Young people have been turning away in larger numbers from the extremism, hate and intolerance of the religious right in recent years. In 2008, for example, polling showed that Barack Obama doubled his support among young evangelicals compared to John Kerry’s performance with the same group in the 2004 presidential election. From a New York Times article shortly after the 2008 election:

“There is definitely a generational division,” said David P. Gushee, professor of Christian ethics at Mercer University and author of “The Future of Faith in American Politics: The Public Witness of the Evangelical Center.”
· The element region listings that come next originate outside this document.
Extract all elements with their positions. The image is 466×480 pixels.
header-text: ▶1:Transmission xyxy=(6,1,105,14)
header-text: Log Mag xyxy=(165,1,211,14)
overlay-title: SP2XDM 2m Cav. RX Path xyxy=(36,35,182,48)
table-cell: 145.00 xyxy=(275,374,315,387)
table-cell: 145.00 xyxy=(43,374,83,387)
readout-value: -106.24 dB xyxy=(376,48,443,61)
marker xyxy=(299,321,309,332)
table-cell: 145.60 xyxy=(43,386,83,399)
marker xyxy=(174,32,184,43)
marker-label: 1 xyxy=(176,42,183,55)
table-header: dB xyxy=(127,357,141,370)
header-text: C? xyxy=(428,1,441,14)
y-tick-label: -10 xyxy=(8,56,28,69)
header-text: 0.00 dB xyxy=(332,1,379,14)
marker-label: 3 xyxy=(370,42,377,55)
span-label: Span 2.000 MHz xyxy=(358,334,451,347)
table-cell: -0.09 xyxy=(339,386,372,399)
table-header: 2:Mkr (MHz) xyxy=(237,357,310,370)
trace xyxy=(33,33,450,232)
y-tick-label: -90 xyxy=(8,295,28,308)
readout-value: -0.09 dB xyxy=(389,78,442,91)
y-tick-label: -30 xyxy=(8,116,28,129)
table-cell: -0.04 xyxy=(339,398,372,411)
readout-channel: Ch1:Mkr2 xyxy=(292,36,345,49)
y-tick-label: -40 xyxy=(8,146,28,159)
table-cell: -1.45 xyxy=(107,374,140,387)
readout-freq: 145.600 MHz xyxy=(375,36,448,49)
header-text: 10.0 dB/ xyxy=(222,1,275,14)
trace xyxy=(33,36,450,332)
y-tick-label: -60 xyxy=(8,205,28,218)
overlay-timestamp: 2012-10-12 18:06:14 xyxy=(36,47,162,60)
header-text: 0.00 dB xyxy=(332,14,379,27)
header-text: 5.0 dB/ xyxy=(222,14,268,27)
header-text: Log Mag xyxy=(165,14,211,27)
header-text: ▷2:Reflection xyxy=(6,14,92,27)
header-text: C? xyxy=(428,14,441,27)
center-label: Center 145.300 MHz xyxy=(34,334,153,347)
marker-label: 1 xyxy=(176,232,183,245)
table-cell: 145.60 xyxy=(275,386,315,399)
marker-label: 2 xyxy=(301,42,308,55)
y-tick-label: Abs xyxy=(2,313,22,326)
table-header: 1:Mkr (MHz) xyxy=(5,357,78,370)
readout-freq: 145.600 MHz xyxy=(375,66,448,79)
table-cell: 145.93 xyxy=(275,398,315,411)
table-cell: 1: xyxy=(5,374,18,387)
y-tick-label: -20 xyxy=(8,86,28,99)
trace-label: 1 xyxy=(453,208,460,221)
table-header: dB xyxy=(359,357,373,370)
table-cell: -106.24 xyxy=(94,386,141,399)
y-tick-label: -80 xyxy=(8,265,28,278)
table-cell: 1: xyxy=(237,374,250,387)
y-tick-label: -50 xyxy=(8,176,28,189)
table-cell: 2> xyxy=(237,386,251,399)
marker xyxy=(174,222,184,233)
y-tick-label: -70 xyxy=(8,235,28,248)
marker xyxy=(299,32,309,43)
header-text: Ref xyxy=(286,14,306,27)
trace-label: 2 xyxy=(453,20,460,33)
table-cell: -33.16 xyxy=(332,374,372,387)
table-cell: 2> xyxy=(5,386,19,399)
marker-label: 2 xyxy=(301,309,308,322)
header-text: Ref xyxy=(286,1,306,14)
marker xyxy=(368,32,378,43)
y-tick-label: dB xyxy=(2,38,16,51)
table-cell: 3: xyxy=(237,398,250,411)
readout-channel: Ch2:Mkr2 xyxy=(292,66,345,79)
“Young evangelicals,” Dr. Gushee said, are “attracted to a broader agenda” beyond abortion and homosexuality, that includes the environment, poverty, human rights and torture.

Now religious-right pooh-bah Ralph Reed, former head of Pat Robertson’s Christian Coalition, says young people will become conservatives as they get older. The chairman of the newish Faith & Freedom Coalition, which seeks to unite tea party and religious-right activists, says time is on the religious right’s side:

“There are three things that will happen that will make them far more receptive to the conservative values of faith,” Reed said. “No. 1, they’re going to get a job — we hope,” he said. “They’re going to start paying taxes and they’re going to be supporting public services. Secondly they’re going to get married, and thirdly, they’re going to have children.”

Reed said it was “empirical fact” and “not a value judgement or a moral judgement” that the squarification of the millenials will boost the ranks of evangelical conservatives.

“If people are employed and they’re married and they have children, it’s game, set, match,” he said. “They’re going to be more conservative.”

Time will tell, but it seems unlikely that young people alienated by an obsession with promoting discrimination and hatred against gay people, turning back the clock on women’s access to contraception and other reproductive health care, and rejecting established science on everything from evolution to climate change will find their way into Reed’s camp.

Talking Points Memo describes what Faith and Freedom Coalition events, like the conference that began Thursday in Washington, D.C., often look like:

FFC meetings are held all over the country and share something in common with tea party rallies and evangelical gatherings: They’re typically devoid of young people. The crowd at Thursday’s kickoff event skewed middle-aged.

Reed calls FFC “the Christian Coalition on steroids.” But perhaps a better description might be “the Christian Coalition on Geritol.”